You misread Treas. Reg. Section 1.402(g)-1(e)(4) in Post #4. That reg. indicates that a 402(g) correction can only be made if the plan provides for a return of excess deferrals--it does not require that plans must provide for returns (as evidenced by the last sentence of that reg: "A plan need not permit distribution of excess deferrals"). See, also, the first sentence of Treas. Reg. Section 1.402(g)-1(e)(2): "A plan may provide . . ." (emphasis added).

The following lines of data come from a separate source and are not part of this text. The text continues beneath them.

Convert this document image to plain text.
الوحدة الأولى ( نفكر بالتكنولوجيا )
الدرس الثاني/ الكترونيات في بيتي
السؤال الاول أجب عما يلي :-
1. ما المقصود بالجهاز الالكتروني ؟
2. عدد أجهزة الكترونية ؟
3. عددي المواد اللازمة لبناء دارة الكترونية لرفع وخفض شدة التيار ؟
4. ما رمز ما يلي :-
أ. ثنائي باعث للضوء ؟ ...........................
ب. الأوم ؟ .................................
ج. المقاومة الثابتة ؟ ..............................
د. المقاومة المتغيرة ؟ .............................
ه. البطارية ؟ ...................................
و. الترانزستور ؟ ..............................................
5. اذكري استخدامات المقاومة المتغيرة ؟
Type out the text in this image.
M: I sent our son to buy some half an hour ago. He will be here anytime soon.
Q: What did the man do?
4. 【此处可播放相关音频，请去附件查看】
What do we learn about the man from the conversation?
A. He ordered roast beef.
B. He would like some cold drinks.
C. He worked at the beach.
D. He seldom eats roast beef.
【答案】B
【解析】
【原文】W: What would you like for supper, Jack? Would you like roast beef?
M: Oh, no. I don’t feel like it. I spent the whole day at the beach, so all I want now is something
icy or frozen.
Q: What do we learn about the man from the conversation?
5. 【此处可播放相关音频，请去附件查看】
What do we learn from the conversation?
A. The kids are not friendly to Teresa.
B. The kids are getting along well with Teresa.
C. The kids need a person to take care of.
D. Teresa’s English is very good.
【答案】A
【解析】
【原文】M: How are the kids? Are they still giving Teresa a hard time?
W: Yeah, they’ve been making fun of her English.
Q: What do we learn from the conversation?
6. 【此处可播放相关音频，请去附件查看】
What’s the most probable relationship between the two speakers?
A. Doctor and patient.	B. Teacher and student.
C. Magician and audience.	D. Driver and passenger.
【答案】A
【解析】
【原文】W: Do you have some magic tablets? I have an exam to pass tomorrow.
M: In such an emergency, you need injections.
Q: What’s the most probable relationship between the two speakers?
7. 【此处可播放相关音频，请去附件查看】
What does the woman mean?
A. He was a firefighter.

So, a return of excess deferrals is permissive on a per plan basis. And you are correct in your latest post that an individual is therefore not protected from a 402(g) violation unless one of the plans permits a return of any excess. However, it would be a big surprise (to me, anyway) if a plan did not provide for it. Assuming the Glass Plan does provide for the return of any excess deferrals, then the entire necessary return could come from that plan alone. So, that would solve the participant's 402(g) problem.

In addition, the OP wondered if the return could permit an ADP failure to self-correct by removing the returned HCE deferrals from the ADP test. I may not have been clear in my earlier responses, but even if a return is permitted by the language of the Glass Plan, that return will not impact the ADP--the excess deferrals still will be included in ADP calculations (subject to the condition for NHCEs which the regs mention).

But, you are correct that an excess deferral return is not permitted if the plan does not so provide.

Posted

The language in the plans allow a choice to be made regarding which plan refunds the 402(g) excess.

However, to illustrate a point and purpose of the OP, let's suppose this is the first year for both plans, and the HCE is the only HCE in the plan.

Deferral $15,500 to Glass plan - all is refunded (402(g) excess).

Deferral $15,500 to Stone plan - none is refunded.

So far okay, but:

ADP fails for Glass plan. Is the Glass plan now required to do a QNEC to pass (since no more $$ are left to do a deferral refund for the HCE?) Or is the refund that has been done for 402(g) excess purposes also count toward making the failed ADP test's refund?

Posted

"Can Guy have the 402(g) excess refunded entirely from the Glass Plan? If so, will any of that deferral count in Glass plan's ADP test?"

I think we are reading the questions differently. We seem to agree on the reading of the regulations. Treas. Reg. section 1.402(g)-1(e)(4) answers "Can Guy have the 402(g) excess refunded entirely from the Glass Plan?" with "only if the plan has terms to allow Guy to elect to have the refund from the Glass Plan."

The ADP question is "does it help to have Guy elect to have the refund from the Glass Plan?" But that is a separate following question, and I take my questions one at a time.

If the answer to the first question is that the plan does not allow a refuned from the Glass Plan, you don't have to address the second question.

Posted

The 402(g) excess is ignored for runnning ADP testing, but it should be considered when the refunds are determined due to the failed ADP. Agree?

If so, then (assuming this is the only HCE) a full deferral into Stone was okay and a full refund from Glass is okay.

Posted

I thought earlier in the thread it was said that the 402(g) excess is not ignored.

I thought there was an example in the regs that allows the correction to take place before the return. Wouldn't that solve the problem?

Posted

Yes, sorry Mike, the previous post should have read:

The 402(g) excess is not ignored for runnning ADP testing, but it should be considered when the refunds are determined due to the failed ADP. Agree?

If so, then (assuming this is the only HCE) a full deferral into Stone was okay and a full refund from Glass is okay.